Tableau synoptique des programmes d’histoire du second degré []
Naissance d’une instrumentalisation récurrente
Il faut attendre le milieu des années 1970 pour que les programmes connaissent des changements durables, avec la mise en place du collège unique, qui impose une refonte globale de l’enseignement secondaire : l’inspection générale lance des réflexions dès 1974 qui débouchent sur de nouveaux programmes de collège en 1977, dits « programmes Haby » du nom du ministre alors en poste. Sont introduites de nouvelles exigences en termes de compétences méthodologiques, et non plus seulement de savoirs. Si la succession chronologique globale persiste, le programme du premier cycle prévoit des « coupes », c’est-à-dire des études thématiques sur la très longue durée, choisies par le professeur. Cette étude des civilisations, de la longue durée, fait que ces programmes sont alors qualifiés par la presse de « braudéliens » []. Des chapitres comme « l’évolution des navires et des transports maritimes des origines à nos jours » en cinquième, « les catégories sociales » ou « les types de pouvoirs » en quatrième illustrent bien cette logique, ouverte sur les sciences sociales. Des discontinuités chronologiques sont ainsi introduites, et le poids du cadre national largement allégé : il est possible (mais pas systématique) de ne pas avoir étudié, par exemple, Charlemagne, si le professeur a fait d’autres choix. Par ailleurs, approches historiques et géographiques s’entrecroisent, sans même que soit indiqué le temps à consacrer à chacune.
C’est cette rupture qui va déclencher la première panique médiatique liée aux programmes d’histoire, inaugurée par la une du Figaro Magazine du 20 octobre 1979, qui associe un portrait d’Alain Decaux et le titre « On n’apprend plus l’Histoire à vos enfants ! » La surenchère est impressionnante, poussée par la droite néo-gaullienne qui y trouve un moyen de se distinguer du pouvoir giscardien, taxé d’atlantisme et d’anti-patriotisme, et de lutter contre la « démocratie libérale avancée ». Michel Debré va jusqu’à déclarer à l’Assemblée : « On n’enseigne plus l’histoire ni dans les écoles, ni dans les lycées. L’histoire, c’est d’abord la chronologie : la chronologie a disparu. L’histoire, ce sont ensuite des récits : il n’y a plus de récits. » [] L’alternance politique de 1981 ne fait que tendre ces positions, qui deviennent un lieu commun pour la droite néo-gaullienne – mais aussi à gauche, dans la bouche du président Mitterrand –, indépendamment de la réalité des programmes []. Les nouveaux programmes de seconde de 1981 ne sont d’ailleurs que la suite logique de ceux de collège de 1977, et ceux de première et de terminale font des compromis en suivant largement les découpages chronologiques devenus classiques. Max Gallo, en tant que porte-parole du gouvernement, fait pourtant part en 1983, de l’inquiétude de François Mitterrand, se déclarant en Conseil des ministres « angoissé » devant « les carences de l’enseignement de l’histoire qui conduisent à la perte de la mémoire collective des nouvelles générations ».
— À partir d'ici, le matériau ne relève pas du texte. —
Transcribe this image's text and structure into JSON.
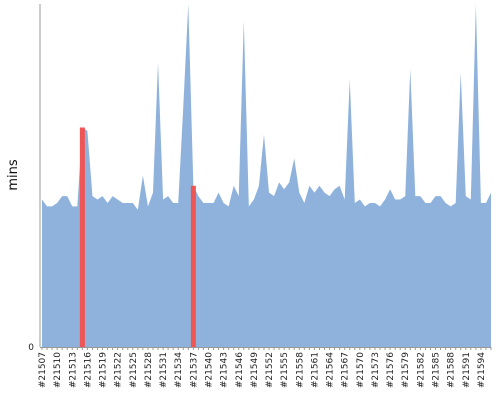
{
  "chart_data": {
    "type": "area",
    "title": "",
    "xlabel": "",
    "ylabel": "mins",
    "ylim": [
      0,
      100
    ],
    "y_tick_labels": [
      "0"
    ],
    "grid": false,
    "legend": "none",
    "colors": {
      "area": "#8fb2dc",
      "highlight": "#f05555",
      "axis": "#999999"
    },
    "series": [
      {
        "values": [
          43,
          41,
          41,
          42,
          44,
          44,
          41,
          41,
          64,
          63,
          44,
          43,
          44,
          42,
          44,
          43,
          42,
          42,
          42,
          40,
          50,
          41,
          45,
          83,
          43,
          44,
          42,
          42,
          70,
          100,
          47,
          44,
          42,
          42,
          42,
          45,
          42,
          41,
          47,
          44,
          95,
          41,
          43,
          47,
          62,
          45,
          44,
          48,
          46,
          48,
          55,
          45,
          42,
          47,
          45,
          47,
          45,
          44,
          46,
          47,
          43,
          78,
          42,
          43,
          41,
          42,
          42,
          41,
          43,
          46,
          43,
          43,
          44,
          81,
          44,
          44,
          42,
          42,
          44,
          44,
          42,
          41,
          42,
          80,
          44,
          43,
          100,
          42,
          42,
          45
        ]
      }
    ],
    "highlight_indices": [
      8,
      30
    ],
    "x_labels": [
      "#21507",
      "#21510",
      "#21513",
      "#21516",
      "#21519",
      "#21522",
      "#21525",
      "#21528",
      "#21531",
      "#21534",
      "#21537",
      "#21540",
      "#21543",
      "#21546",
      "#21549",
      "#21552",
      "#21555",
      "#21558",
      "#21561",
      "#21564",
      "#21567",
      "#21570",
      "#21573",
      "#21576",
      "#21579",
      "#21582",
      "#21585",
      "#21588",
      "#21591",
      "#21594"
    ]
  }
}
La revendication d’une histoire chronologique devient alors synonyme de refus de la discontinuité et de l’étude des civilisations, et surtout synonyme de défense de la centralité de l’histoire politique et d’un « roman national », désormais considéré indispensable pour doter les élèves de « racines ».Le ministère Chevènement voit les « coupes » du programme Haby disparaître du collège en 1985 et la classe de seconde reçoit un programme plus traditionnel en 1986. La création du Conseil national des programmes en 1989, permet de dépolitiser un temps les programmes en instaurant un conseil indépendant du pouvoir, mais il est supprimé en 2005 par François Fillon. Les remaniements des programmes s’accélèrent alors, à mesure qu’ils sont instrumentalisés par le champ politique, alors même qu’ils restent fondamentalement chronologiques passée l’expérience des programmes Haby : l’espérance de vie des programmes, de dix ans environ, tend depuis à se raccourcir. On retrouve ainsi ces questions au cœur de nouvelles polémiques avec les programmes de collège de 2008, qui introduisent l’histoire de l’immigration en troisième ainsi que celle des royaumes médiévaux africains en cinquième, de l’Inde des Gupta ou de la Chine des Han en sixième, ou de terminale en 2011 qui accueillent un thème sur les mémoires de la guerre d’Algérie. Le Figaro magazine et le Figaro Histoire lancent l’offensive en reprenant les arguments de 1979, critiquant une ouverture aux civilisations étrangères qui se ferait au détriment des moments clefs de l’histoire de France, forcément « chronologiques » : Dimitri Casali et Jean Sévillia remplacent Alain Decaux dans le rôle du « lanceur d’alerte », avec des articles comme « Qui veut casser l’histoire de France ? », le 27 août 2012. L’élection présidentielle de 2017 réactive à nouveau le débat, et certains candidats font de cette question un véritable thème de campagne, voyant dans le sujet des programmes d’histoire un terrain où jouer à « plus-patriote-que-toi ». La sortie de 2023 du président Macron n’est ainsi que l’énième avatar d’une panique maintenant quarantenaire, qui se nourrit bien plus de la conjoncture politique que de la réalité pédagogique, et qui s’adresse presque uniquement à l’électorat de droite le plus âgé.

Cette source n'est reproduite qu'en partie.